Ben Nadel
On User Experience (UX) Design, JavaScript, ColdFusion, Node.js, Life, and Love.
I am the chief technical officer at InVision App, Inc - a prototyping and collaboration platform for designers, built by designers. I also rock out in JavaScript and ColdFusion 24x7.
Meanwhile on Twitter
Loading latest tweet...
Ben Nadel at cf.Objective() 2011 (Minneapolis, MN) with:

REReplace() + Java + Function Pointers = Freakin' Sexy!

By Ben Nadel on
Tags: ColdFusion

I had blogged a little while ago about how awesome it was in Javascript that the String::replace() method could take a function pointer as its replace-with argument and have each match get thrown to the function for evaluation.

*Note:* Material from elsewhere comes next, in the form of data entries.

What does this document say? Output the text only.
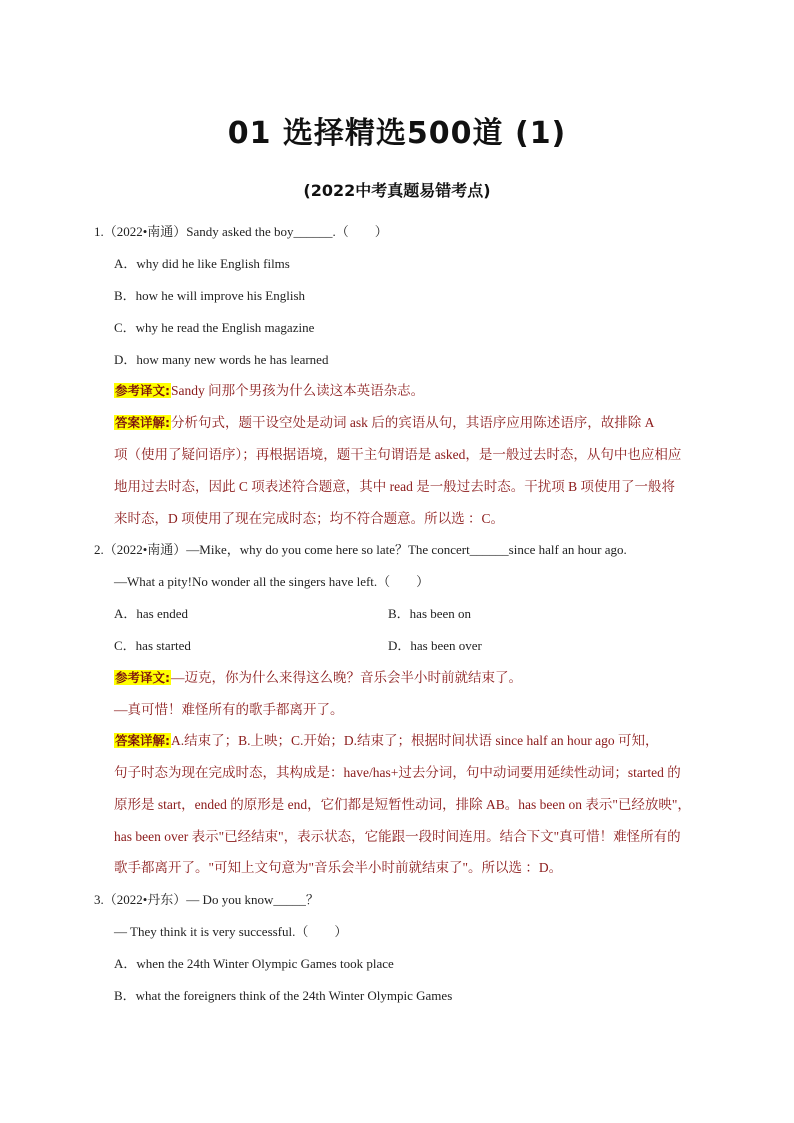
01 选择精选500道 (1)
(2022中考真题易错考点)
1.（2022•南通）Sandy asked the boy______.（　　）
A．why did he like English films
B．how he will improve his English
C．why he read the English magazine
D．how many new words he has learned
参考译文:Sandy 问那个男孩为什么读这本英语杂志。
答案详解:分析句式，题干设空处是动词 ask 后的宾语从句，其语序应用陈述语序，故排除 A
项（使用了疑问语序）；再根据语境，题干主句谓语是 asked，是一般过去时态，从句中也应相应
地用过去时态，因此 C 项表述符合题意，其中 read 是一般过去时态。干扰项 B 项使用了一般将
来时态，D 项使用了现在完成时态；均不符合题意。所以选 ：C。
2.（2022•南通）—Mike，why do you come here so late？The concert______since half an hour ago.
—What a pity!No wonder all the singers have left.（　　）
A．has ended	B．has been on
C．has started	D．has been over
参考译文:—迈克，你为什么来得这么晚？音乐会半小时前就结束了。
—真可惜！难怪所有的歌手都离开了。
答案详解:A.结束了；B.上映；C.开始；D.结束了；根据时间状语 since half an hour ago 可知，
句子时态为现在完成时态，其构成是：have/has+过去分词，句中动词要用延续性动词；started 的
原形是 start，ended 的原形是 end，它们都是短暂性动词，排除 AB。has been on 表示"已经放映"，
has been over 表示"已经结束"，表示状态，它能跟一段时间连用。结合下文"真可惜！难怪所有的
歌手都离开了。"可知上文句意为"音乐会半小时前就结束了"。所以选 ：D。
3.（2022•丹东）— Do you know_____？
— They think it is very successful.（　　）
A．when the 24th Winter Olympic Games took place
B．what the foreigners think of the 24th Winter Olympic Games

Unfortunately, I cannot find a native way to do this in ColdFusion. It seems that the replace-with argument gets evaluated once - there is no per-match evaluation.

This, however IS possible if you leverage the Pattern Matcher in Java. That Pattern Matcher runs through a string and finds every matching substring. So, what I was trying to do was mimic the way Javascript performs this. Like I have demonstrated before, Javascript can take either a string as the replace-with argument OR a function pointer. I wanted to do the same thing:

  • <!--- This takes a string replace-with argument. --->
  • <cfset strText = JREReplace(
  • strText,
  • "([a-z]+)",
  • "--->$1<---",
  • "ALL"
  • ) />
  •  
  • <!--- This takes a function pointer replace-with argument. --->
  • <cfset strText = JREReplace(
  • strText,
  • "([a-z]+)",
  • fnHelperMethod,
  • "ALL"
  • ) />

Notice there that the REReplace method starts with "J". That is because it is performing JAVA replace calls. You have to be careful with Java as it uses a slightly different notation. Groups are reference via the dollar sign "$" and NOT the "\" like ColdFusion regular expression replace does.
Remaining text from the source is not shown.